Kicking off the session, Pranjali Deshpande provided an overview of the parking ecosystem, which consists of two parts: Public parking, which can be on-street or off-street (on open plots or multi-level parking buildings) and private parking, which includes parking in residential buildings, offices and malls. As we try to build more parking, we are getting more and more vehicles on the street.
According to her, most cities have reached a stage where parking areas far exceed open public spaces for citizens, even though residential towers try to accommodate more cars by having an almost equal number of storeys for apartments and parking. While the latter may feel they are helping solve the parking crunch, they are actually stimulating an increase in traffic on the adjoining streets.
The sight of cars double-parked, or parked on the footpath and in no-parking areas is ubiquitous.

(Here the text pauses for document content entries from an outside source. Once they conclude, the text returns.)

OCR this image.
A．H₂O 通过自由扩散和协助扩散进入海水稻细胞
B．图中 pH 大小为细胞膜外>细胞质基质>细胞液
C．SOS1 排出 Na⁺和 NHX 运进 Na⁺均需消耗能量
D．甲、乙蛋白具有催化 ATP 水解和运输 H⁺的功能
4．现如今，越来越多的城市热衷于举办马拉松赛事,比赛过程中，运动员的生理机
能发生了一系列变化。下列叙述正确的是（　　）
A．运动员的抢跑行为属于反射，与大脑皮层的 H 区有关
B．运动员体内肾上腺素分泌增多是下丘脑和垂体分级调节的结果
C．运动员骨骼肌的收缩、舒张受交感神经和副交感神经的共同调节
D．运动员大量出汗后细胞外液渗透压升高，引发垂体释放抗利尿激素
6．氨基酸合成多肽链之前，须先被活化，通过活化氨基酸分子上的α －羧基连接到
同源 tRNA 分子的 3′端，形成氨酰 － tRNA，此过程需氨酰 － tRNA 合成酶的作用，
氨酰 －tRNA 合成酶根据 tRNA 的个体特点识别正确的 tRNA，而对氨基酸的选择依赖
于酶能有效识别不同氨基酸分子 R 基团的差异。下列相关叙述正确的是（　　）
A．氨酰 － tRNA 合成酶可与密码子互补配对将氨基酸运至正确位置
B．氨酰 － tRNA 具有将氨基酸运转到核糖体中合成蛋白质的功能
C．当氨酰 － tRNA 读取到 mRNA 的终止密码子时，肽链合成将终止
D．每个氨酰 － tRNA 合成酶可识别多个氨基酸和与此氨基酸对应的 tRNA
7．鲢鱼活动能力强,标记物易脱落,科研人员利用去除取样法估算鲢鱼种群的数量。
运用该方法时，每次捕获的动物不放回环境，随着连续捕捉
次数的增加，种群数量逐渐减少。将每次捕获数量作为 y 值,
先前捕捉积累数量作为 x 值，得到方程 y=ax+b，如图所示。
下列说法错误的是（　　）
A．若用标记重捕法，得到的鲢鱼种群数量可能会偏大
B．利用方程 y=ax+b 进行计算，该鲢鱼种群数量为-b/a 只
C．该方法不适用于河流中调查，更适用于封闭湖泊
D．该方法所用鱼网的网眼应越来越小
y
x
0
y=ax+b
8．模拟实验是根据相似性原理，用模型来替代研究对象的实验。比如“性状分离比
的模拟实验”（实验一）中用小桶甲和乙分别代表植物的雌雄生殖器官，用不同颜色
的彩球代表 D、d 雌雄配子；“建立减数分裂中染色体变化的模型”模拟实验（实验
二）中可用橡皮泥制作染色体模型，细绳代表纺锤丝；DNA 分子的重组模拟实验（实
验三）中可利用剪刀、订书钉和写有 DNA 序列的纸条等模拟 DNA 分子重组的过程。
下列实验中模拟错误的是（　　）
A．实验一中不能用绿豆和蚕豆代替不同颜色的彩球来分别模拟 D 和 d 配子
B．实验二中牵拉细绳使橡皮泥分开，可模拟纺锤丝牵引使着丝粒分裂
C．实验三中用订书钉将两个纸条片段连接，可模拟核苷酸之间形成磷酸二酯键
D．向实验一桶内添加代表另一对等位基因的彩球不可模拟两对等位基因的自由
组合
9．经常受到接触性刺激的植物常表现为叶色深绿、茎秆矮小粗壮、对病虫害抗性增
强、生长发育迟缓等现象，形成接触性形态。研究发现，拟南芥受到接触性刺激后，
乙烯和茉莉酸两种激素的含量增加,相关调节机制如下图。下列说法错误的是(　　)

But according to Deshpande, “Parking does not have a supply issue; it has a management problem, because people will always choose to park for free on the road rather than pay for parking in parking lots”.
For off-street Parking in buildings, Indian cities should now shift to ‘parking maximums’ from ‘parking minimums’ where it is not mandatory for the developer to provide minimum private vehicle parking in buildings. European cities put ‘parking supply caps’ in their development control regulations.
– Pranjali Deshpande
“We do have minimum parking regulations in our Development Control Regulations”, she said, “which make it compulsory for developers to provide a certain amount of parking, but it also indicates that that city planners are saying, ‘Okay, let people buy more vehicles, why should we think about providing public transport?’”.
Until 2000, European countries have kept adding to their parking spaces but since then, they have started to reduce them by converting them to public spaces and bicycle parking. This, she said, has reduced the number of kilometres travelled by automobiles and encouraged a modal shift to more sustainable forms of transport. “Indian cities need to think about introducing parking caps like Amsterdam and Copenhagen, which have parking maximums, not minimums.” In areas well-connected by Metros or BRTS, developers are not allowed to provide more than a certain amount of parking. Deshpande gave the example of a well connected London commercial building which has just five parking spaces, that too only for disabled individuals.
A single parking space measures five metres by two metres, but the space required to manoeuvre a car into the space is much more. In the total area required to park a car, an affordable room for low-cost housing or a small office can be accommodated.
One good example of optimum utilisation of space is a Chinese Parking model in which the utilisation of parking spaces on weekends and weekdays is different. On weekdays, people drive their vehicles out of residential areas, and the spaces they vacate become available for cars coming to adjoining commercial areas. Thus, apartment buildings are earning revenue from opening up their parking spaces and the efficiency of parking areas increases as well.